In the Heat of It All

Insight on gasoline burn prevention.

As adults recklessly use and improperly store gasoline, thousands of young children continue to get burned every year. Meanwhile, video documentation of gasoline being misused and played with by adolescents is prevalent on the Internet.

Fires caused by gasoline are a major factor in burn injuries. According to the Consumer Products Safety Commission, in one year about 1,270 children under age 5 were treated in emergency rooms for injuries resulting from improperly secured gasoline cans and the misuse of gasoline. And tweens and teens ages 10-14 are four times more likely to get in trouble with gasoline than children.

In recognition of Burn Awareness Week, Shriners Hospitals for Children offers free resources to family members, caregivers, educators, fire professionals, medical professionals and the media through its Web site, www.burnawarenessweek.org.

Advice for parents of young children

  • Remember that gasoline has only one use— to fuel an engine. Any other use, such as to start a fire or use as a cleaning agent, sends children the wrong message.
  • It’s crucial that parents safely store gasoline. A common mistake parents make is storing gasoline inside the home or in a structure attached to the home, like a garage. Gasoline should always be stored in a location not attached to the home, such as a shed or other well-ventilated area. Also, place the stored gasoline out of children’s reach.
  • Never store gasoline in non-approved containers, including plastic milk jugs and glass jars. Gasoline should only be stored in an approved safety container.
  • Teach young children that only adults are allowed to handle a red gasoline container.
  • Many kids have been burned when an appliance, like a clothes dryer or hot water heater, ignited gasoline vapors. Never store a gasoline container near an appliance or other possible ignition source.
  • If you are outside mowing your lawn, remember to safely store the gasoline container before you begin your work. Leaving the gasoline can out in the open may invite curious young children.

Advice for parents of tweens and teens

  • Parents should visit any video sharing Web site like YouTube and type in “playing with gasoline” in the search box. You’ll be shocked by the number of videos that teens post showing extremely dangerous behaviors involving gasoline. It’s important for parents to know what teens are watching on these Web sites.
  • Look for signs that your teen may be practicing unsafe fire-related behaviors. These signs include clothing that smells of gasoline, matches or lighters found in teens’ rooms, and moved or emptied gasoline cans.
  • Many teens mow lawns for extra money. Remind your kids to safely store gasoline cans before beginning their work in order to protect children and family members. Also, remind kids to only fill the engine with gasoline when the engine is completely cool.
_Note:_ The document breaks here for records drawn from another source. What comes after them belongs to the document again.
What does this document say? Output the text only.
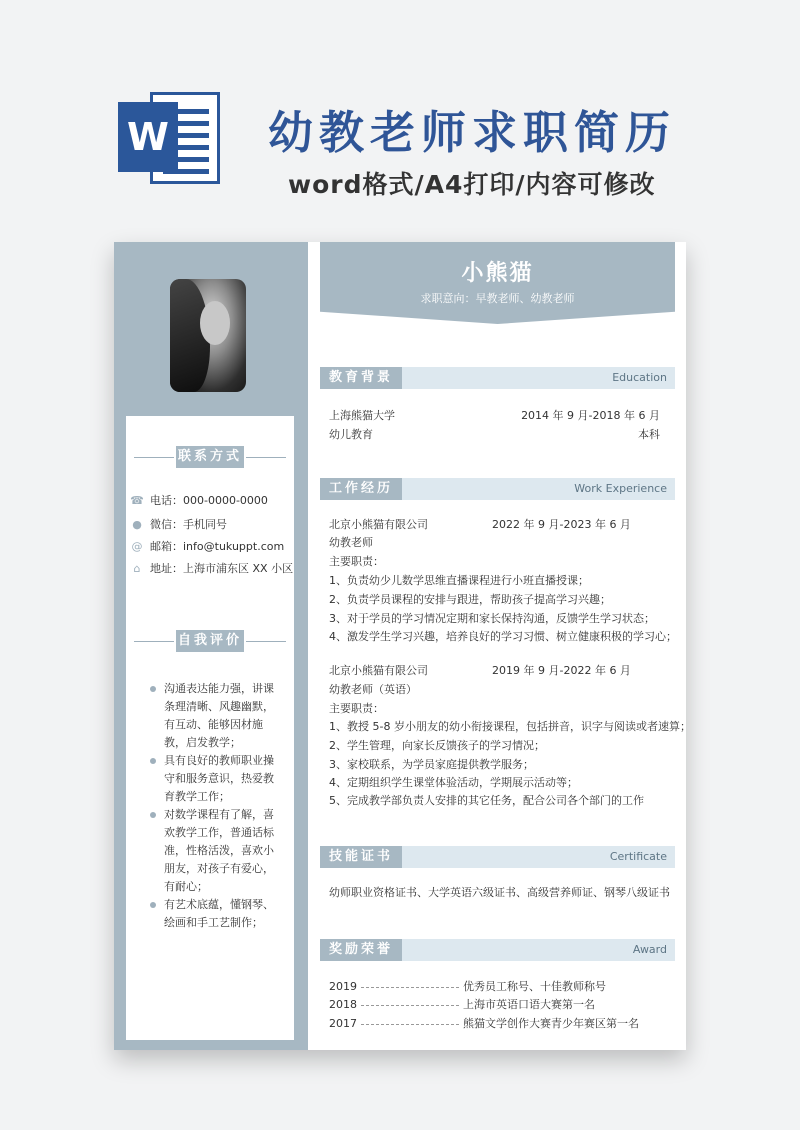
W 幼教老师求职简历
word格式/A4打印/内容可修改
联系方式
☎ 电话：000-0000-0000
● 微信：手机同号
@ 邮箱：info@tukuppt.com
⌂ 地址：上海市浦东区 XX 小区
自我评价
沟通表达能力强，讲课条理清晰、风趣幽默，有互动、能够因材施教，启发教学；
具有良好的教师职业操守和服务意识，热爱教育教学工作；
对数学课程有了解，喜欢教学工作，普通话标准，性格活泼，喜欢小朋友，对孩子有爱心，有耐心；
有艺术底蕴，懂钢琴、绘画和手工艺制作；
小熊猫
求职意向：早教老师、幼教老师
教育背景	Education
上海熊猫大学	2014 年 9 月-2018 年 6 月
幼儿教育	本科
工作经历	Work Experience
北京小熊猫有限公司	2022 年 9 月-2023 年 6 月
幼教老师
主要职责：
1、负责幼少儿数学思维直播课程进行小班直播授课；
2、负责学员课程的安排与跟进，帮助孩子提高学习兴趣；
3、对于学员的学习情况定期和家长保持沟通，反馈学生学习状态；
4、激发学生学习兴趣，培养良好的学习习惯、树立健康积极的学习心；
北京小熊猫有限公司	2019 年 9 月-2022 年 6 月
幼教老师（英语）
主要职责：
1、教授 5-8 岁小朋友的幼小衔接课程，包括拼音，识字与阅读或者速算；
2、学生管理，向家长反馈孩子的学习情况；
3、家校联系，为学员家庭提供教学服务；
4、定期组织学生课堂体验活动，学期展示活动等；
5、完成教学部负责人安排的其它任务，配合公司各个部门的工作
技能证书	Certificate
幼师职业资格证书、大学英语六级证书、高级营养师证、钢琴八级证书
奖励荣誉	Award
2019	优秀员工称号、十佳教师称号
2018	上海市英语口语大赛第一名
2017	熊猫文学创作大赛青少年赛区第一名
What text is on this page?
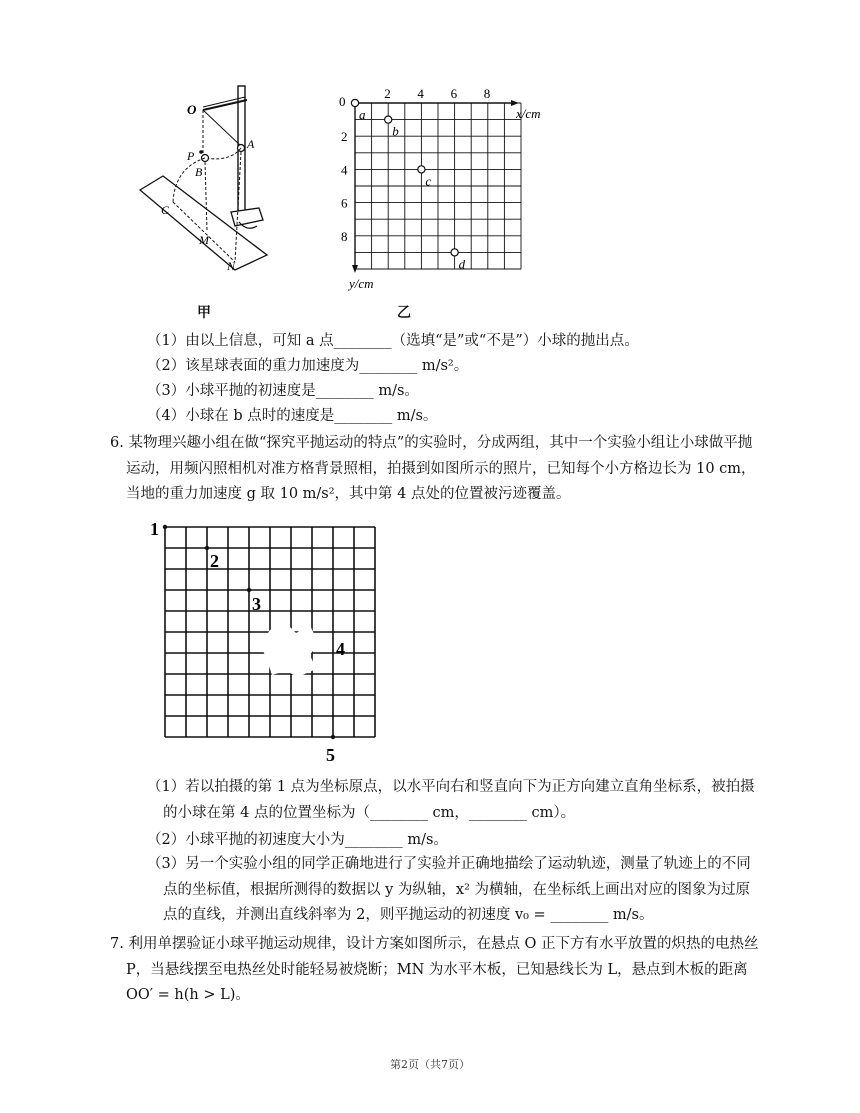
O
A
P
B
C
M
N
甲
x/cm
y/cm
0
2 4 6 8
2
4
6
8
a
b
c
d
乙
（1）由以上信息，可知 a 点________（选填“是”或“不是”）小球的抛出点。
（2）该星球表面的重力加速度为________ m/s²。
（3）小球平抛的初速度是________ m/s。
（4）小球在 b 点时的速度是________ m/s。
6. 某物理兴趣小组在做“探究平抛运动的特点”的实验时，分成两组，其中一个实验小组让小球做平抛运动，用频闪照相机对准方格背景照相，拍摄到如图所示的照片，已知每个小方格边长为 10 cm，当地的重力加速度 g 取 10 m/s²，其中第 4 点处的位置被污迹覆盖。
1
2
3
4
5
（1）若以拍摄的第 1 点为坐标原点，以水平向右和竖直向下为正方向建立直角坐标系，被拍摄的小球在第 4 点的位置坐标为（________ cm，________ cm）。
（2）小球平抛的初速度大小为________ m/s。
（3）另一个实验小组的同学正确地进行了实验并正确地描绘了运动轨迹，测量了轨迹上的不同点的坐标值，根据所测得的数据以 y 为纵轴，x² 为横轴，在坐标纸上画出对应的图象为过原点的直线，并测出直线斜率为 2，则平抛运动的初速度 v₀ = ________ m/s。
7. 利用单摆验证小球平抛运动规律，设计方案如图所示，在悬点 O 正下方有水平放置的炽热的电热丝 P，当悬线摆至电热丝处时能轻易被烧断；MN 为水平木板，已知悬线长为 L，悬点到木板的距离 OO′ = h(h > L)。
第2页（共7页）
A hot or warm engine could ignite gasoline vapors and cause an explosion and fire.
  • Advise your teen that it’s not cool or funny to experiment with gasoline in any way. Five minutes worth of entertainment could result in a lifetime of painful surgeries and disfiguring scars.
  • The 2008 Burn Awareness Week campaign uses the personal stories of teenage gasoline burn survivors to teach crucial lessons about how to avoid a physically and emotionally scarring burn injury. These stories can be found online at www.burnawarenessweek.org.

More helpful items for parents and educators

Also see the Burn Awareness Week Web site for:

  • Printable fact sheets on gasoline burn statistics and gasoline burn prevention for children ages 1-7 and tweens and teens ages 8-18.
  • Downloadable resources like lesson plans that may be used by teachers, parents, fire educators, group leaders and caretakers. The lesson plans were developed by an educator, who is also a gasoline-burn survivor, in conjunction with medical professionals.
  • Printable coloring pages featuring Anthony the Fire Ant. The friendly mascot shares gasoline burn prevention messages with children. In addition, coloring books are available free of charge.
  • A short but intense video featuring burn survivors. Geared for tweens and teens, the video’s stories document the dangers of playing with gasoline. DVD copies are available free of charge.
  • A video featuring a parent of a gasoline-burn survivor who learned firsthand the importance of properly storing and using gasoline. Free DVD copies are available.
  • Collateral materials, including stickers that may be handed out as part of a presentation, that are available free of charge to teachers and fire educators. Parents may call their local Shriners organization or Shriners Hospital for materials.